Find the exact value of the following giving your answer in the form k + In a where K is an interger and In a is a simplified fraction

1) transform the expression under the integral sign into the following sum:

 

11x-1           =A/(2+3x)+(Bx+C)/(x-1)²;

(1-x)²(2+3x)

 

Undetermined coefficients A, B, and C can be found by bringing the right side to common denominator and equating numerators on the left and right side.
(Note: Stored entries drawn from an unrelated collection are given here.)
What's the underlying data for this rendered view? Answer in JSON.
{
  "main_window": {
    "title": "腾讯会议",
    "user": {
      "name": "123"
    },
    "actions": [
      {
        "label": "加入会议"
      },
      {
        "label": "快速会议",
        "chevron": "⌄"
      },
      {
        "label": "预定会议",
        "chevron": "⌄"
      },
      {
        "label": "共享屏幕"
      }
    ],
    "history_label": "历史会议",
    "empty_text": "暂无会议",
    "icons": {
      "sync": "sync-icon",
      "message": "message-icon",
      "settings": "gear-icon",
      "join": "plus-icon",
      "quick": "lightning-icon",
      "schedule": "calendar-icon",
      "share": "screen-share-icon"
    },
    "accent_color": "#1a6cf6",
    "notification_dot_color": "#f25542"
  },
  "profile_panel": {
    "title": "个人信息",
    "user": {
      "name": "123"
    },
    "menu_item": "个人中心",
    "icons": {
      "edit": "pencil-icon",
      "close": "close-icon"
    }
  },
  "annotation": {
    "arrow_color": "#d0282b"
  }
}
You will get:

 

A(x-1)²+(2+3x)(Bx+C)=11x-1

The following system of equations results:

 

A+3B=0;

2B-2A+3C=11;

A+2C=-1.

 

I will leave to you to solve it, giving the result:

 

A=-3, B=1, C=1. So you will get:

 

-3/(2+3x)+(x+1)/(x-1)²=-3/(2+3x)+1/(x-1)+2/(x-1)²;

Now your integral becomes the sum of three integrals:

 

∫^1/2₀(-3*dx/(2+3x)+∫^1/2₀ dx/(x-1)+∫^1/2₀ 2*dx/(x-1)²; 

 

All those integrals can be computed using table integrals; The first two are just logarithms and the third one is the power function. The answer is:

 

[-ln|2+3x|+ln|x-1|-2/(x-1)] |₀^½=[ln|(x-1)/(2+3x)|-2/(x-1)] |₀^½=ln(1/7)-ln(1/2)+4-2=2+ln(2/7)